»Ja, oder weiterwachsen und diesen ganzen verdammten Planeten verschlingen!« brüllte Warstein. »Wollen Sie das?!«
Franke hob mit einem Ruck den Kopf und sah ihn herausfordernd an. »Was wollen Sie?« fragte er trotzig. »So, wie die Dinge liegen, ist diese Bombe vielleicht unsere letzte Rettung. Vielleicht können wir das Loch schließen!«
»Und wenn nicht, fliegt uns eben der ganze Planet um die Ohren, wie?« höhnte Warstein.
»Das macht dann auch nichts mehr«, sagte Franke. »Drei Wochen mehr oder weniger - wo ist der Unterschied? Und, wie gesagt: es war nicht meine Idee!«
»Nicht Ihre Idee?« Warstein sprang vor und ergriff Franke so grob bei den Rockaufschlägen, daß der kleinere Mann von den Füßen gerissen wurde und mit den Armen zu rudern begann, um sein Gleichgewicht zu halten. »Ich werde Ihnen zeigen, was ich von Ihren beschissenen Ideen hal...« Jemand schrie. Irgendwo begann ein rotes Licht zu flackern, und dann heulte eine Sirene schrill und mißtönend auf. Plötzlich war der Tunnel voller polternder Schritte, Rufe und laufender Gestalten. Warstein ließ Franke los, der zurückstolperte und nur mit Mühe und Not nicht stürzte.

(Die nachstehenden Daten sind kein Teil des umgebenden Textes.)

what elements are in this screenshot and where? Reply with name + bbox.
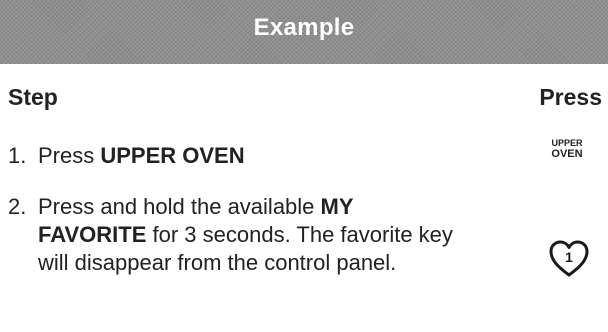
step-number: 1. — [8, 143, 27, 168]
step-text-plain: Press — [38, 143, 101, 168]
favorite-number: 1 — [565, 249, 573, 265]
upper-oven-key[interactable]: UPPER OVEN — [542, 138, 592, 160]
step-text-plain: Press and hold the available — [38, 194, 321, 219]
step-column-header: Step — [8, 84, 58, 110]
step-text: Press UPPER OVEN — [38, 142, 458, 170]
banner-title: Example — [253, 14, 355, 41]
heart-icon[interactable]: 1 — [548, 238, 590, 280]
press-column-header: Press — [539, 84, 602, 110]
step-text-bold: UPPER OVEN — [100, 143, 245, 168]
step-number: 2. — [8, 194, 27, 219]
step-text: Press and hold the available MY FAVORITE… — [38, 193, 458, 277]
upper-oven-key-line2: OVEN — [551, 148, 583, 160]
example-banner: Example — [0, 0, 608, 64]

Aber die plötzliche Aufregung galt nicht ihm. Die Soldaten stürmten nicht heran, um ihn von Franke wegzureißen. Die Tür der Diesellok wurde aufgerissen, zwei Männer stürzten heraus und rasten wie von Furien gehetzt davon, und auch von der Ladefläche des Zuges sprangen Gestalten herab. Das Heulen der Sirene hielt an. Auf der Oberseite des grünen Metallblockes flackerte eine rote Warnlampe.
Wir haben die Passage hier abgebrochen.